With cloud technology now essentially removing or diminishing the need for private companies to maintain their own servers and infrastructure, companies increasingly are faced with a choice.

“What do they do? Do they build their own data centre, which is an expensive thing these days to do, or do they outsource it? Do they go to a company like Equinix where we’re best of breed and a global provider in 145 or more countries around the world? If they do that, then their decisions become more about strategy than logistics,” said Murphy.

“Companies like us offer the ability to connect to clients, customers, partners and as many networks as they’d like to. That’s the shift from the old style of on-site corporate data centre, moving to using outsourced suppliers like us which can provide data centre services and access to the cloud.”

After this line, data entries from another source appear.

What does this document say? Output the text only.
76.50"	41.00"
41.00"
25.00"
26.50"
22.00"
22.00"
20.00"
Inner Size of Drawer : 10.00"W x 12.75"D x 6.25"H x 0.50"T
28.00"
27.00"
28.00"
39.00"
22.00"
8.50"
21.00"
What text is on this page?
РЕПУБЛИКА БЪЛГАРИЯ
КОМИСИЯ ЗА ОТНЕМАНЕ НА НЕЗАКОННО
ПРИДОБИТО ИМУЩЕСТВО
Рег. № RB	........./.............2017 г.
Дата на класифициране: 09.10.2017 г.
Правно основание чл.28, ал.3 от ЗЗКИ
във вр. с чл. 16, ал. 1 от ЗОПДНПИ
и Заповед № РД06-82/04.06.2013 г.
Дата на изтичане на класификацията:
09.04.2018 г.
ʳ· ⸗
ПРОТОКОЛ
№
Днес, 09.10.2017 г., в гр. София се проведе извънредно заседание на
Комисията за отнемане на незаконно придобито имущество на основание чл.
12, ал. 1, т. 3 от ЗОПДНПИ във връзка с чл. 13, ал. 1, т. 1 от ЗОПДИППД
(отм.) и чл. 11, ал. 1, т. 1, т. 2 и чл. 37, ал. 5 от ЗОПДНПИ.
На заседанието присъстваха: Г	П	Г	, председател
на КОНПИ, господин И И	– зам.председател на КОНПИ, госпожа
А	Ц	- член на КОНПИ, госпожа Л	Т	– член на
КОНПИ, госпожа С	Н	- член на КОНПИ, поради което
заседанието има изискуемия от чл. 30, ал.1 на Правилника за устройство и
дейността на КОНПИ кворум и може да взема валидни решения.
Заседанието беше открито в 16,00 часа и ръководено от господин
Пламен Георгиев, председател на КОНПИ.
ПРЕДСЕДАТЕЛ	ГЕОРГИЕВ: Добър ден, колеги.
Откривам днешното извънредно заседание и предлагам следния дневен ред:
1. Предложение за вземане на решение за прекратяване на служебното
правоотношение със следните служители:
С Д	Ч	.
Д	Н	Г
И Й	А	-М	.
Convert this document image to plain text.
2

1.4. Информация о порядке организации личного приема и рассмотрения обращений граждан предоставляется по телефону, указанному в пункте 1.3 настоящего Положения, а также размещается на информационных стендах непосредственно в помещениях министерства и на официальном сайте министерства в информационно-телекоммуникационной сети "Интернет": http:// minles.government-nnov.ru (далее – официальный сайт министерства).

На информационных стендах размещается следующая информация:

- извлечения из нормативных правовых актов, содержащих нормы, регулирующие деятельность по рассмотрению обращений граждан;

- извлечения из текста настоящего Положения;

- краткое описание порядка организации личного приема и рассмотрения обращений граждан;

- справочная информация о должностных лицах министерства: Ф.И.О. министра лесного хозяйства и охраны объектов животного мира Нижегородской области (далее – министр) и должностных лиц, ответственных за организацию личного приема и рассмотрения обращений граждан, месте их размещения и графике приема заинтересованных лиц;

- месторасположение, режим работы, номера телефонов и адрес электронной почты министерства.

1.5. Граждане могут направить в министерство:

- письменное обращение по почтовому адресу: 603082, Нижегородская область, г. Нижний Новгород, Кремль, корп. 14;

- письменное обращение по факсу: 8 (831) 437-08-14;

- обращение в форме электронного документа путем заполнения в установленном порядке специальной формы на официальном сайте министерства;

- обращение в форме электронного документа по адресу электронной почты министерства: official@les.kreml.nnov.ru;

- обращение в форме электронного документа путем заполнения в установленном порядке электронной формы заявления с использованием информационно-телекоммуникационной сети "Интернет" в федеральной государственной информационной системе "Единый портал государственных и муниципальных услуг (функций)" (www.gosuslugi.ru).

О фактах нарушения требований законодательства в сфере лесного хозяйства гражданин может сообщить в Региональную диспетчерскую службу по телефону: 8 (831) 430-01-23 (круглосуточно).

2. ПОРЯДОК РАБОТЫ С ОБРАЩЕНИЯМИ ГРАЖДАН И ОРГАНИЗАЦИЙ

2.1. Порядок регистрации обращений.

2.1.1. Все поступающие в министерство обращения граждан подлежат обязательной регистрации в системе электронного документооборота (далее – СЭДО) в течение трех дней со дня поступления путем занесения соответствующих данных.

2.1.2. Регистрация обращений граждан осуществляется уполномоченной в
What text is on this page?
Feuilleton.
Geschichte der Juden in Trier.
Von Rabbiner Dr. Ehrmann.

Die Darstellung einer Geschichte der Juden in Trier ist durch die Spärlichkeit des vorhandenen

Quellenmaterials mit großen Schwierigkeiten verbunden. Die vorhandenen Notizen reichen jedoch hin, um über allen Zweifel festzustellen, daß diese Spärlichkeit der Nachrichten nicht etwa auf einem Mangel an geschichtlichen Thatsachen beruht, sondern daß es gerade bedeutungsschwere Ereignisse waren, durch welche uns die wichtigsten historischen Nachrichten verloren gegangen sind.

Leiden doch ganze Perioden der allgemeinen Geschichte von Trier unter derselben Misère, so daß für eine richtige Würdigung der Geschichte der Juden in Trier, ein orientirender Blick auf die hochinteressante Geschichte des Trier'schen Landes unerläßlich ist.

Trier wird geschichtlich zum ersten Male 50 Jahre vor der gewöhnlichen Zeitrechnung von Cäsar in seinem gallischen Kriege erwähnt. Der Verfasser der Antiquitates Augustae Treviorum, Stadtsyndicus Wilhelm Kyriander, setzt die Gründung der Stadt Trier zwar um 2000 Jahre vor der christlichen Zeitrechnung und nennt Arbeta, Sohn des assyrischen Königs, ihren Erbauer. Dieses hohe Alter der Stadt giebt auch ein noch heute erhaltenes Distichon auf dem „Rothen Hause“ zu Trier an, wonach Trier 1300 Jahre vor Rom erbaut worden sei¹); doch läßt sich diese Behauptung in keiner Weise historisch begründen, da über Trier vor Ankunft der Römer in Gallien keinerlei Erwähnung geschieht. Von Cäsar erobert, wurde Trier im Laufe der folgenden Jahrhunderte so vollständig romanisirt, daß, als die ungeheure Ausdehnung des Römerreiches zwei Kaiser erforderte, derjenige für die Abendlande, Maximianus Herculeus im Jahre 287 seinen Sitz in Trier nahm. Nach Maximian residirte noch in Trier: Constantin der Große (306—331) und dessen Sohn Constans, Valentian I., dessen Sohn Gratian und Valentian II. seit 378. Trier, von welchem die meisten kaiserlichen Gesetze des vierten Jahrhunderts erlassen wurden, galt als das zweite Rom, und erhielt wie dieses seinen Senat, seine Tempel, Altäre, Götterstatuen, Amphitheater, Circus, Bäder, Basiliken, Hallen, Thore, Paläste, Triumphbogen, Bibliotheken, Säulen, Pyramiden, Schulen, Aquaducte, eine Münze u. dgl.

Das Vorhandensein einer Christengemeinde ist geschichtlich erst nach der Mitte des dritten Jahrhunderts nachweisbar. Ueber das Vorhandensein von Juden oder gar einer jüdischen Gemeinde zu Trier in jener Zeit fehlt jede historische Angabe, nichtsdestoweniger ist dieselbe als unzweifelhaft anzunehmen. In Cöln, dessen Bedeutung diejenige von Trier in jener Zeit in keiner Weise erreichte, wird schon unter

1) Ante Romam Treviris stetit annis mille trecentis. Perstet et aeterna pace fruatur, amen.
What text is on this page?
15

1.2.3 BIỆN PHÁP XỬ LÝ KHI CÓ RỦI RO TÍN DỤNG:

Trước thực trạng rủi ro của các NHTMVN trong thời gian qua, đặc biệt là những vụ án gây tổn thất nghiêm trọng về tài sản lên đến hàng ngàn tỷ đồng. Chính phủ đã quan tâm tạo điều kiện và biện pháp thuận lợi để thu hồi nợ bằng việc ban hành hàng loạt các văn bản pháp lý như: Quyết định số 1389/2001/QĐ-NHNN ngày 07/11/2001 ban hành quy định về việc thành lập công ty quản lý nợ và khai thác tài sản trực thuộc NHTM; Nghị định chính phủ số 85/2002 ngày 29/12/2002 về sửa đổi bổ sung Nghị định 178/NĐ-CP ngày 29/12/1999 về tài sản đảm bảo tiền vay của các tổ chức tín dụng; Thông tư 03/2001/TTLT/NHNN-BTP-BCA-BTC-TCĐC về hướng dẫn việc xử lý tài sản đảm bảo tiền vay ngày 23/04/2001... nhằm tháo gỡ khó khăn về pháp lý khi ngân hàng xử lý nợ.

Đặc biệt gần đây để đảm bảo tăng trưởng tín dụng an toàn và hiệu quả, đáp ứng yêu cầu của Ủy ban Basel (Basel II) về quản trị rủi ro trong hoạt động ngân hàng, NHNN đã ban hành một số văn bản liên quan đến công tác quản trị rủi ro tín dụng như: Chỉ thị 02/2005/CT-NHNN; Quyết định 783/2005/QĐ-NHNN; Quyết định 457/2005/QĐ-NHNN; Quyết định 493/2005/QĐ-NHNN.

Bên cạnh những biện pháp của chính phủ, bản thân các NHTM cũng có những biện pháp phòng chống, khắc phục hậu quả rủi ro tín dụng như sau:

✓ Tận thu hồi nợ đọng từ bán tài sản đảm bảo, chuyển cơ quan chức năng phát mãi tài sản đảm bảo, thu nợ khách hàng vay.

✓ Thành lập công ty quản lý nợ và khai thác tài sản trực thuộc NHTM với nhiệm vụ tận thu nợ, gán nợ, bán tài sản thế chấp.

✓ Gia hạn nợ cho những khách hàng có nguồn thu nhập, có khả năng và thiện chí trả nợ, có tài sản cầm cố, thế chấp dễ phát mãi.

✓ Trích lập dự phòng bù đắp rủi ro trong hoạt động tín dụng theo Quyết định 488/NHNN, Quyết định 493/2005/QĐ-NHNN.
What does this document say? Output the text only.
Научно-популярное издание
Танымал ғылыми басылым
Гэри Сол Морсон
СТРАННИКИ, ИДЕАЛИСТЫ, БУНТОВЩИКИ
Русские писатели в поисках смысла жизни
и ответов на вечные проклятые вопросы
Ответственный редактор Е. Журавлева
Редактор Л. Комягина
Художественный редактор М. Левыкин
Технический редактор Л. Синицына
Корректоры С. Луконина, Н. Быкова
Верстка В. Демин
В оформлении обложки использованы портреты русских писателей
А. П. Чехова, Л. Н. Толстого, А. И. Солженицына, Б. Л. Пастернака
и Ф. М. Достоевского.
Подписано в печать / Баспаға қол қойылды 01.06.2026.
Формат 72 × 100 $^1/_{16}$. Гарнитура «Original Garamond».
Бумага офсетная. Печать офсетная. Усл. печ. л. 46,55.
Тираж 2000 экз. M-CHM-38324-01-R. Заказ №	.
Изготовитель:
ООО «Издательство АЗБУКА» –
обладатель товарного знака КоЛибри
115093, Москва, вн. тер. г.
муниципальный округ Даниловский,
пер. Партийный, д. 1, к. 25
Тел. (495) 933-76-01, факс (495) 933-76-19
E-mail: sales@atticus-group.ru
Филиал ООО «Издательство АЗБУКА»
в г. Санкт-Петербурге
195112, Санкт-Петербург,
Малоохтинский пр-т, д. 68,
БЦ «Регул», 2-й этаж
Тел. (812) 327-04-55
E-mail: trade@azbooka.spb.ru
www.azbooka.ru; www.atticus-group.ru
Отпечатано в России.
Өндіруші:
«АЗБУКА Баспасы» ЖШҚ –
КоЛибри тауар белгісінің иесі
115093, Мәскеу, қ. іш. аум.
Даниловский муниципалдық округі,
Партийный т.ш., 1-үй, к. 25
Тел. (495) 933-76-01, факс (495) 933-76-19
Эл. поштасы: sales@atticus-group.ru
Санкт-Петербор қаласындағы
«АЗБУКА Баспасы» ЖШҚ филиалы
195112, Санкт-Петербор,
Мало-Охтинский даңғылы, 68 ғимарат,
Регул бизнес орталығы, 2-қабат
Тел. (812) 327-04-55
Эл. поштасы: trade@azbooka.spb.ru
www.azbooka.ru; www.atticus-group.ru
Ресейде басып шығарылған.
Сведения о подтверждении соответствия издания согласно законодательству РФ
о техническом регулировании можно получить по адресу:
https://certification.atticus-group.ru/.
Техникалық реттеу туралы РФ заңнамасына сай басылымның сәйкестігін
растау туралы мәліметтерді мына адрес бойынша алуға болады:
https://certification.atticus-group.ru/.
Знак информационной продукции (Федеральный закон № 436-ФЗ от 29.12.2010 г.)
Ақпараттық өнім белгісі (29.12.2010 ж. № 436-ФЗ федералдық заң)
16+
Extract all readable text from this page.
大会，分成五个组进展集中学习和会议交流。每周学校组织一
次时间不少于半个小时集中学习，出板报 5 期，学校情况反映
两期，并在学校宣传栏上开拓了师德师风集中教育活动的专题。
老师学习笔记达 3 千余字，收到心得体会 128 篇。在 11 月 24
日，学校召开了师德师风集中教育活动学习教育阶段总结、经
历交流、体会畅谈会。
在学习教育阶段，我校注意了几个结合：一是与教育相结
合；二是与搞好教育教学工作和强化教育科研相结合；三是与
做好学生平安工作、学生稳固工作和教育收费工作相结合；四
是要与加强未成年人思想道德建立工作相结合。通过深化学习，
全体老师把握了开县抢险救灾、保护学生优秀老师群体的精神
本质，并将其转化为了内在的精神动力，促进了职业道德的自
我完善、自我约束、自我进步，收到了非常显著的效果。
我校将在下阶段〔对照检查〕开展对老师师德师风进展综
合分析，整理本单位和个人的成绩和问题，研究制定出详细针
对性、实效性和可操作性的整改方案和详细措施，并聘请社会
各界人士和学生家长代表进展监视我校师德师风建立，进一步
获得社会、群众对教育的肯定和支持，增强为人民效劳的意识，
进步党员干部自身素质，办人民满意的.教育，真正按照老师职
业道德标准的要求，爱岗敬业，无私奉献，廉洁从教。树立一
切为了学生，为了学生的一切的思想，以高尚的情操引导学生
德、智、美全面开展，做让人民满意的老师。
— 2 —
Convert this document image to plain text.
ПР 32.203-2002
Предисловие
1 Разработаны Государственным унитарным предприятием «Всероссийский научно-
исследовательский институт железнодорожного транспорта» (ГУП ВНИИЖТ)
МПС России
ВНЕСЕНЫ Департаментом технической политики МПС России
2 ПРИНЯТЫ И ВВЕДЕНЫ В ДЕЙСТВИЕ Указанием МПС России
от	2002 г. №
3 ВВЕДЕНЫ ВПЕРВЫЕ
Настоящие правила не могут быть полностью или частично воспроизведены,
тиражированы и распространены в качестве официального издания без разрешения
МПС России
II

For an entire generation of IT professionals, accessing infrastructure, compute power and storage is increasingly a matter of opening a web browser and using a credit card rather than provisioning a computer room.

Developed market
“These kinds of abilities are offered by Amazon Web Services and of course Microsoft, IBM, Google and many, many more depending on what you need. The market has developed this way and it’s only going to continue in this vein,” Murphy said. “The question the industry is asking is increasingly ‘what kind of cloud services do companies want to consume?’, and not how will they do it?”

Murphy recognises that for many companies, a hybrid solution offers the best return on investment, straddling as it does the many demands that firms are under pressure to get from the technology they already own, as well as their data security requirements, their risk appetite and other factors.

“The hybrid model is when companies simultaneously adopt a public cloud and a private cloud capability, so they use the services of Amazon or Azure plus they’ll have their own private capability. That’s where companies like Equinix come in because we offer the facility for them to deploy their servers in our location,” said Murphy.